For ease of reference, set forth below are the Company’s responses to the Comments. The numbering of the paragraphs below corresponds to the numbering of the Comments, which for your convenience we have incorporated into this response letter. Page references in the text of this response letter correspond to the page numbers of Amended Registration Statement. Capitalized terms used in this letter but not otherwise defined herein have the meanings set forth in the Amended Registration Statement.

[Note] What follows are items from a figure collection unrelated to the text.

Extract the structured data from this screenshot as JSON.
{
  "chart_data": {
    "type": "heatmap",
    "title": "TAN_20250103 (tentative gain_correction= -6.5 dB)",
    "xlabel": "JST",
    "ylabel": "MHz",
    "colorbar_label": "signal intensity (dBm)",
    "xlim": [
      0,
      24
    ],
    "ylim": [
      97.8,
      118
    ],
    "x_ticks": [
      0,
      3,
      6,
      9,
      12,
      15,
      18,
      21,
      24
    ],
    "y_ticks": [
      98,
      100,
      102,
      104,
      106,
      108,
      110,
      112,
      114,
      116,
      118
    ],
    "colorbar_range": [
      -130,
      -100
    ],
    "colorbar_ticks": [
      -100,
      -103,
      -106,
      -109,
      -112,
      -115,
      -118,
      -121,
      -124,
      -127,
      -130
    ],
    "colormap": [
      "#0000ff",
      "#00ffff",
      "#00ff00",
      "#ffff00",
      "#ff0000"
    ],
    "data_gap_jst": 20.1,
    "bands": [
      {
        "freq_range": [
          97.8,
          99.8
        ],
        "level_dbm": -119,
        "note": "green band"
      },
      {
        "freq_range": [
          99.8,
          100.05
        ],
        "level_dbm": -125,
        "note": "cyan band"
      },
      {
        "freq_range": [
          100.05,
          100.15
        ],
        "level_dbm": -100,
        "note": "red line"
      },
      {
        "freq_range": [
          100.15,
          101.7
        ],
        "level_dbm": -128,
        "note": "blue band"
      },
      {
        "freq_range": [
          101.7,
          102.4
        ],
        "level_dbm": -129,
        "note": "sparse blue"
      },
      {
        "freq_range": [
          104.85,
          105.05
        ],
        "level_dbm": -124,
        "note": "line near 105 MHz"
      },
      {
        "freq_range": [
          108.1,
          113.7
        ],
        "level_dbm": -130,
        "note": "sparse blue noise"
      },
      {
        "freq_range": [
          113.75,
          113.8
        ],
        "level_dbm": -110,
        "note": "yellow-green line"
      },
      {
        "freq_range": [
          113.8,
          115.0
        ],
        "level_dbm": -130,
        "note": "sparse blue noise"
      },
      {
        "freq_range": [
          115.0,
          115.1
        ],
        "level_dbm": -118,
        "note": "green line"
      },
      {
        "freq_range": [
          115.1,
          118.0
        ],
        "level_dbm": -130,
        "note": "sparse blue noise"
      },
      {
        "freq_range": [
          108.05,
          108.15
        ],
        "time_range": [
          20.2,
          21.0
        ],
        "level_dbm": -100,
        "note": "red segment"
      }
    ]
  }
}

Amendment No. 2 to Registration Statement on Form F-1

Unaudited Pro Forma Condensed Combined Balance Sheet, page 82


1.
We note Pagaya consummated its previously announced business combination with EJFA on June 22, 2022. Please note that a pro forma balance sheet is not required when an acquisition is already reflected in a historical balance sheet. Revise your presentation accordingly. Refer to Regulation S-X 11-02 (a)(12)(c)(1).

Response: The Company acknowledges the Staff’s Comment and has removed the pro forma balance sheet and added the unaudited condensed consolidated statements of financial position as of June 30, 2022 and December 31, 2021 on page F-35 of the Amended Registration.

U.S. Securities and Exchange Commission
October 19, 2022
Page 2

Statement.


2.
Please revise to include a pro forma condensed combined statement of operations for the interim period ending June 30, 2022. Refer to Regulation S-X 11-02 (a)(12)(c)(2)(i).

Response: The Company acknowledges the Staff’s Comment and has revised the disclosure on pages 78-79 and 82-85 of the Amended Registration Statement.

Index to Financial Statements, page F-1


3.
Please revise to include unaudited financial statements that include footnotes for Pagaya Technologies Ltd. for the interim period ending June 30, 2022. Refer to Item 8.A.5 of Form 20-F.

Response: The Company acknowledges the Staff’s Comment and has revised the disclosure on page F-1 and pages F-35 to F-55 of the Amended Registration Statement.

***

Please contact me at (650) 843-5059 with any questions or further comments regarding the Company’s response to the Staff’s Comments.

Sincerely,

Cooley LLP

/s/ John T. McKenna
 
John T. McKenna

cc:
Gal Krubiner, Pagaya Technologies Ltd.
Michael Kurlander, Pagaya Technologies Ltd.
Richmond Glasgow, Pagaya Technologies Ltd.